If you are a contractor in Florida and you plan to take on residential construction work, it is imperative that you familiarize yourself with the required terms of a valid construction contract. Per Florida law, if your contract does not contain certain provisions, you not only put yourself at risk for penalties and fines but also, you may forfeit your right to file a mechanics lien.
A mechanics lien can assist you in the event that the homeowner or another contractor does not pay you for your work on a project. According to Levelset, to exercise your right to a mechanics lien, your contract must contain four key elements.
Mechanics Lien Notice
The most important element of any strong construction contract is the mechanics lien notice. Florida law requires contracts to contain a mechanics lien notice if the value of the work you plan to complete is $2,500 or more. This notice informs homeowners and property owners that if they fail to pay the agreed amount upon completion of the work stated in the contract, you have the right to file for a lien on their home or property. The lien must contain exact verbiage, appear in bold, 12 point and capitalized font, and either be on the first page of the contract or the last, if not on a separate document.

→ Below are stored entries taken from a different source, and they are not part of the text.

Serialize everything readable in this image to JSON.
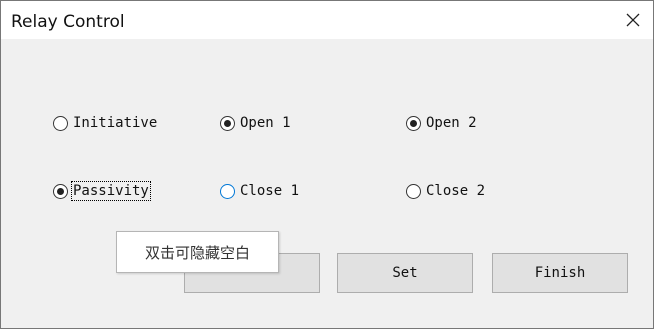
{
  "window": {
    "title": "Relay Control"
  },
  "radios": {
    "initiative": {
      "label": "Initiative",
      "checked": false
    },
    "open1": {
      "label": "Open 1",
      "checked": true
    },
    "open2": {
      "label": "Open 2",
      "checked": true
    },
    "passivity": {
      "label": "Passivity",
      "checked": true
    },
    "close1": {
      "label": "Close 1",
      "checked": false
    },
    "close2": {
      "label": "Close 2",
      "checked": false
    }
  },
  "buttons": {
    "hidden_label": "",
    "set_label": "Set",
    "finish_label": "Finish"
  },
  "tooltip": {
    "text": "双击可隐藏空白"
  },
  "colors": {
    "accent": "#0078d7",
    "window_bg": "#f0f0f0",
    "button_bg": "#e1e1e1"
  }
}
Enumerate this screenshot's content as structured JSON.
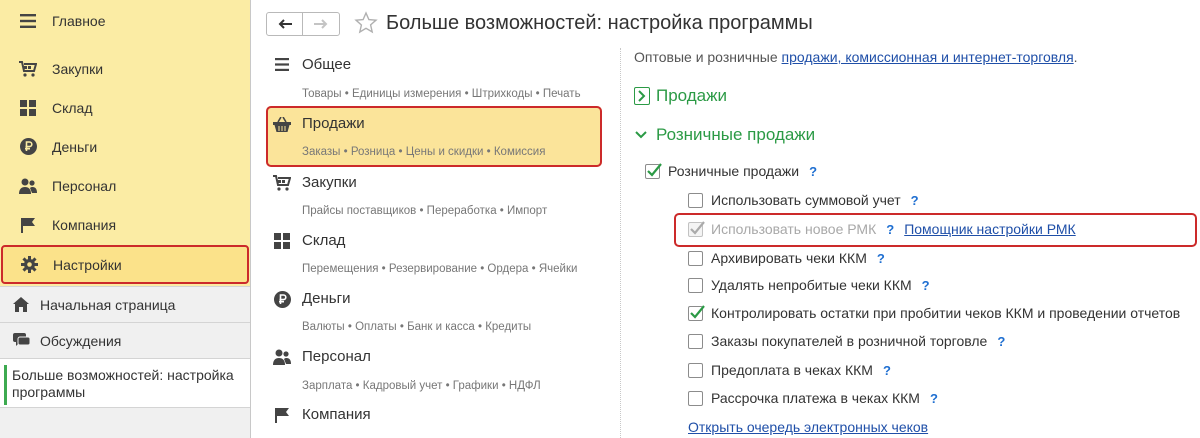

Construction Recovery Fund Notice
If you plan to do $2,500 or more worth of work on a residential project, you must also include a construction recovery fund notice. This notice informs customers of their right under Florida law to recover compensation for the losses they incur at the hands of a negligent contractor. Failure to include this notice in your contract may result in a $500 fine for the first instance and a $1,000 fine for each violation thereafter.
Notice of Construction Defects Procedure
Per Florida law, all construction contracts — both residential and commercial — must contain a notice that informs homeowners of their rights and opportunities to remedy defective work. Though the law requires it, it does not dole out penalties for contractors’ failure to include the provision.
Finally, you must include your contractor license on all contract documents. Not only must you include it on contract documents but also, you must include it on all communications with customers and potential customers, ranging from estimates and proposals to advertisements. If you fail to include your license number on communication materials, you may receive a fine or violation from the Florida licensing board.
Your construction contract is all you have to protect your rights to payment and against legal claims. For these reasons, you should take great care when drafting the contract.